Aside from entertaining those of us who are transit map geeks, the map says a lot about the Metro system and how it works to move people around the main origins and destinations in the DC metro area. 
The author, I think, captures the main takeaway, which is that most stations fall pretty clearly (and visibly!) into four categories: (1) job centers, especially the downtown stations, where people arrive in the morning and leave in the evening, (2) bedrooms and park-and-rides, which have the opposite pattern, (3) transportation hubs, especially Union Station, where a lot of people are coming and going all day long, and (4) mixed-use areas, which have both housing and jobs, and where people also come and go throughout the day.
Ngo cites the inner-Arlington County Orange Line stations as examples of the mixed-use type of station, and people who are familiar with Washington (or just know the Orange Line from transportation planning circles) will surely agree.  I would cite as other examples that show up on the map (both on the Red Line) Dupont Circle, which is a real “urban” station, and Bethesda, a huge “downtown” mixed-use development in its own right.
The author notes that he uses the “geographically accurate” Metro map rather than the familiar schematic we know from placards in stations and trains.  If you are familiar with the usual schematic – but not with the geographic map – you can really see how the Metro system is mainly “arms” without a lot of connectivity outside the central area.
I also am struck by how little visible traffic there is on some lines, notably those in Prince Georges County.  I’m sure that reflects a lot of history and market trends over time, but to me it says that the existing bones of the Metro system (inadequate as they are in some ways) can support a lot more high-quality development.

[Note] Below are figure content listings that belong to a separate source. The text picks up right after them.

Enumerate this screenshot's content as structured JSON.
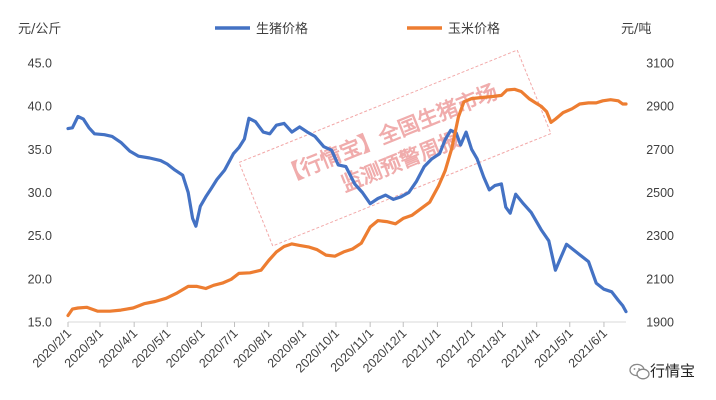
{
  "chart_data": {
    "type": "line",
    "y_left_label": "元/公斤",
    "y_right_label": "元/吨",
    "y_left_range": [
      15.0,
      45.0
    ],
    "y_right_range": [
      1900,
      3100
    ],
    "y_left_ticks": [
      "15.0",
      "20.0",
      "25.0",
      "30.0",
      "35.0",
      "40.0",
      "45.0"
    ],
    "y_right_ticks": [
      "1900",
      "2100",
      "2300",
      "2500",
      "2700",
      "2900",
      "3100"
    ],
    "x_ticks": [
      "2020/2/1",
      "2020/3/1",
      "2020/4/1",
      "2020/5/1",
      "2020/6/1",
      "2020/7/1",
      "2020/8/1",
      "2020/9/1",
      "2020/10/1",
      "2020/11/1",
      "2020/12/1",
      "2021/1/1",
      "2021/2/1",
      "2021/3/1",
      "2021/4/1",
      "2021/5/1",
      "2021/6/1"
    ],
    "legend_position": "top",
    "grid": false,
    "series": [
      {
        "name": "生猪价格",
        "axis": "left",
        "color": "#4472c4",
        "points": [
          [
            "2020-02-01",
            37.4
          ],
          [
            "2020-02-05",
            37.5
          ],
          [
            "2020-02-10",
            38.8
          ],
          [
            "2020-02-15",
            38.5
          ],
          [
            "2020-02-20",
            37.5
          ],
          [
            "2020-02-25",
            36.8
          ],
          [
            "2020-03-05",
            36.7
          ],
          [
            "2020-03-12",
            36.5
          ],
          [
            "2020-03-20",
            35.8
          ],
          [
            "2020-03-28",
            34.8
          ],
          [
            "2020-04-05",
            34.2
          ],
          [
            "2020-04-15",
            34.0
          ],
          [
            "2020-04-25",
            33.7
          ],
          [
            "2020-05-01",
            33.3
          ],
          [
            "2020-05-08",
            32.6
          ],
          [
            "2020-05-15",
            32.0
          ],
          [
            "2020-05-20",
            30.0
          ],
          [
            "2020-05-24",
            27.0
          ],
          [
            "2020-05-27",
            26.1
          ],
          [
            "2020-05-31",
            28.4
          ],
          [
            "2020-06-05",
            29.5
          ],
          [
            "2020-06-10",
            30.5
          ],
          [
            "2020-06-15",
            31.5
          ],
          [
            "2020-06-22",
            32.6
          ],
          [
            "2020-06-30",
            34.5
          ],
          [
            "2020-07-05",
            35.2
          ],
          [
            "2020-07-10",
            36.2
          ],
          [
            "2020-07-14",
            38.6
          ],
          [
            "2020-07-20",
            38.2
          ],
          [
            "2020-07-27",
            37.0
          ],
          [
            "2020-08-02",
            36.8
          ],
          [
            "2020-08-08",
            37.8
          ],
          [
            "2020-08-15",
            38.0
          ],
          [
            "2020-08-22",
            37.0
          ],
          [
            "2020-08-29",
            37.6
          ],
          [
            "2020-09-05",
            37.0
          ],
          [
            "2020-09-12",
            36.5
          ],
          [
            "2020-09-20",
            35.3
          ],
          [
            "2020-09-27",
            34.9
          ],
          [
            "2020-10-03",
            33.2
          ],
          [
            "2020-10-10",
            33.0
          ],
          [
            "2020-10-18",
            31.0
          ],
          [
            "2020-10-25",
            30.0
          ],
          [
            "2020-11-01",
            28.7
          ],
          [
            "2020-11-08",
            29.3
          ],
          [
            "2020-11-15",
            29.7
          ],
          [
            "2020-11-22",
            29.2
          ],
          [
            "2020-11-29",
            29.5
          ],
          [
            "2020-12-06",
            30.0
          ],
          [
            "2020-12-13",
            31.3
          ],
          [
            "2020-12-20",
            33.0
          ],
          [
            "2020-12-27",
            33.9
          ],
          [
            "2021-01-03",
            34.5
          ],
          [
            "2021-01-08",
            36.1
          ],
          [
            "2021-01-13",
            37.2
          ],
          [
            "2021-01-18",
            36.9
          ],
          [
            "2021-01-22",
            35.5
          ],
          [
            "2021-01-27",
            37.0
          ],
          [
            "2021-02-01",
            35.0
          ],
          [
            "2021-02-06",
            33.9
          ],
          [
            "2021-02-12",
            31.8
          ],
          [
            "2021-02-17",
            30.3
          ],
          [
            "2021-02-22",
            30.8
          ],
          [
            "2021-02-28",
            31.0
          ],
          [
            "2021-03-04",
            28.3
          ],
          [
            "2021-03-08",
            27.6
          ],
          [
            "2021-03-13",
            29.8
          ],
          [
            "2021-03-20",
            28.7
          ],
          [
            "2021-03-27",
            27.7
          ],
          [
            "2021-04-05",
            25.7
          ],
          [
            "2021-04-12",
            24.4
          ],
          [
            "2021-04-18",
            21.0
          ],
          [
            "2021-04-23",
            22.5
          ],
          [
            "2021-04-28",
            24.0
          ],
          [
            "2021-05-03",
            23.5
          ],
          [
            "2021-05-10",
            22.8
          ],
          [
            "2021-05-18",
            22.0
          ],
          [
            "2021-05-25",
            19.5
          ],
          [
            "2021-06-01",
            18.8
          ],
          [
            "2021-06-08",
            18.5
          ],
          [
            "2021-06-14",
            17.5
          ],
          [
            "2021-06-18",
            16.9
          ],
          [
            "2021-06-21",
            16.2
          ]
        ]
      },
      {
        "name": "玉米价格",
        "axis": "right",
        "color": "#ed7d31",
        "points": [
          [
            "2020-02-01",
            1930
          ],
          [
            "2020-02-05",
            1960
          ],
          [
            "2020-02-10",
            1965
          ],
          [
            "2020-02-18",
            1968
          ],
          [
            "2020-02-28",
            1950
          ],
          [
            "2020-03-10",
            1950
          ],
          [
            "2020-03-20",
            1955
          ],
          [
            "2020-03-31",
            1965
          ],
          [
            "2020-04-10",
            1985
          ],
          [
            "2020-04-20",
            1995
          ],
          [
            "2020-04-30",
            2010
          ],
          [
            "2020-05-10",
            2035
          ],
          [
            "2020-05-20",
            2065
          ],
          [
            "2020-05-28",
            2065
          ],
          [
            "2020-06-05",
            2055
          ],
          [
            "2020-06-12",
            2070
          ],
          [
            "2020-06-20",
            2080
          ],
          [
            "2020-06-28",
            2098
          ],
          [
            "2020-07-05",
            2125
          ],
          [
            "2020-07-15",
            2128
          ],
          [
            "2020-07-25",
            2140
          ],
          [
            "2020-08-01",
            2185
          ],
          [
            "2020-08-08",
            2225
          ],
          [
            "2020-08-15",
            2250
          ],
          [
            "2020-08-22",
            2262
          ],
          [
            "2020-08-29",
            2255
          ],
          [
            "2020-09-06",
            2248
          ],
          [
            "2020-09-14",
            2235
          ],
          [
            "2020-09-22",
            2210
          ],
          [
            "2020-09-30",
            2205
          ],
          [
            "2020-10-08",
            2225
          ],
          [
            "2020-10-16",
            2238
          ],
          [
            "2020-10-24",
            2265
          ],
          [
            "2020-11-01",
            2340
          ],
          [
            "2020-11-08",
            2370
          ],
          [
            "2020-11-16",
            2365
          ],
          [
            "2020-11-24",
            2355
          ],
          [
            "2020-12-01",
            2380
          ],
          [
            "2020-12-09",
            2395
          ],
          [
            "2020-12-17",
            2425
          ],
          [
            "2020-12-25",
            2455
          ],
          [
            "2021-01-02",
            2530
          ],
          [
            "2021-01-08",
            2600
          ],
          [
            "2021-01-14",
            2705
          ],
          [
            "2021-01-20",
            2850
          ],
          [
            "2021-01-25",
            2920
          ],
          [
            "2021-02-01",
            2935
          ],
          [
            "2021-02-10",
            2940
          ],
          [
            "2021-02-20",
            2945
          ],
          [
            "2021-02-28",
            2950
          ],
          [
            "2021-03-05",
            2975
          ],
          [
            "2021-03-12",
            2978
          ],
          [
            "2021-03-18",
            2968
          ],
          [
            "2021-03-25",
            2935
          ],
          [
            "2021-03-31",
            2915
          ],
          [
            "2021-04-05",
            2900
          ],
          [
            "2021-04-10",
            2875
          ],
          [
            "2021-04-14",
            2825
          ],
          [
            "2021-04-18",
            2840
          ],
          [
            "2021-04-25",
            2870
          ],
          [
            "2021-05-03",
            2888
          ],
          [
            "2021-05-10",
            2910
          ],
          [
            "2021-05-18",
            2915
          ],
          [
            "2021-05-25",
            2915
          ],
          [
            "2021-05-31",
            2925
          ],
          [
            "2021-06-07",
            2930
          ],
          [
            "2021-06-14",
            2925
          ],
          [
            "2021-06-18",
            2910
          ],
          [
            "2021-06-21",
            2910
          ]
        ]
      }
    ]
  },
  "watermark": {
    "line1": "【行情宝】全国生猪市场",
    "line2": "监测预警周报"
  },
  "brand": {
    "icon": "wechat-icon",
    "name": "行情宝"
  }
}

Congrats to Kenton Ngo for such and enlightening (and entertaining!) piece!

Wednesday, July 10, 2013

Taming the Urban Arterial – Trees!

One of the persistent causes of argument between local governments and state DOTs is….trees!  Towns love the idea of planting street trees in the medians of ugly urban arterials, as a way of at least putting some lipstick on these eyesores.  To state DOT traffic engineers, however, street trees are just another kind of “fixed object in the clear zone” – a source of crash danger for vehicles leaving their lanes.
Now, thanks to the Washington State DOT and the University of Washington, we have a longitudinal study over several years comparing actual crash data on urban arterials with different forms of medians (including medians with “small” trees) and similar control sections (report here).
The results?  Trees aren’t a problem! 
To oversimplify, almost any kind of median reduces crashes.  Whether or not there are trees in the median doesn’t seem to matter.

Kudos to WsDOT and U of W for a very good study that should have real practical effects in helping engineers and planners at both the local and state level “tame” those ugly urban arterials.

Tuesday, July 9, 2013

Massachusetts Transportation Plan Wobbling

Some time ago I congratulated Massachusetts Governor Deval Patrick on his ambitious transportation funding plan – a plan that would raise significant revenue and implement critical improvements to the state’s transportation system.  Unfortunately, the Legislature appears ready to settle for something totally inadequate. 
The AP story (here) notes that legislators are skittish about tax increases “when the economic recovery was sluggish at best and many constituents were still feeling aftereffects of the recession.”  Ugh!  It’s disappointing how few political leaders and opinion leaders appreciate the extent to which transportation funding is the ideal anti-recession medicine!  (The AP, in its inimitable way, characterizes the argument between the governor and legislative leaders as “squabbling over details” as they often do in the case of major policy and political debates.)

So, good luck to Governor Patrick and MassDOT.  They are doing the right thing and hopefully will prevail in the end.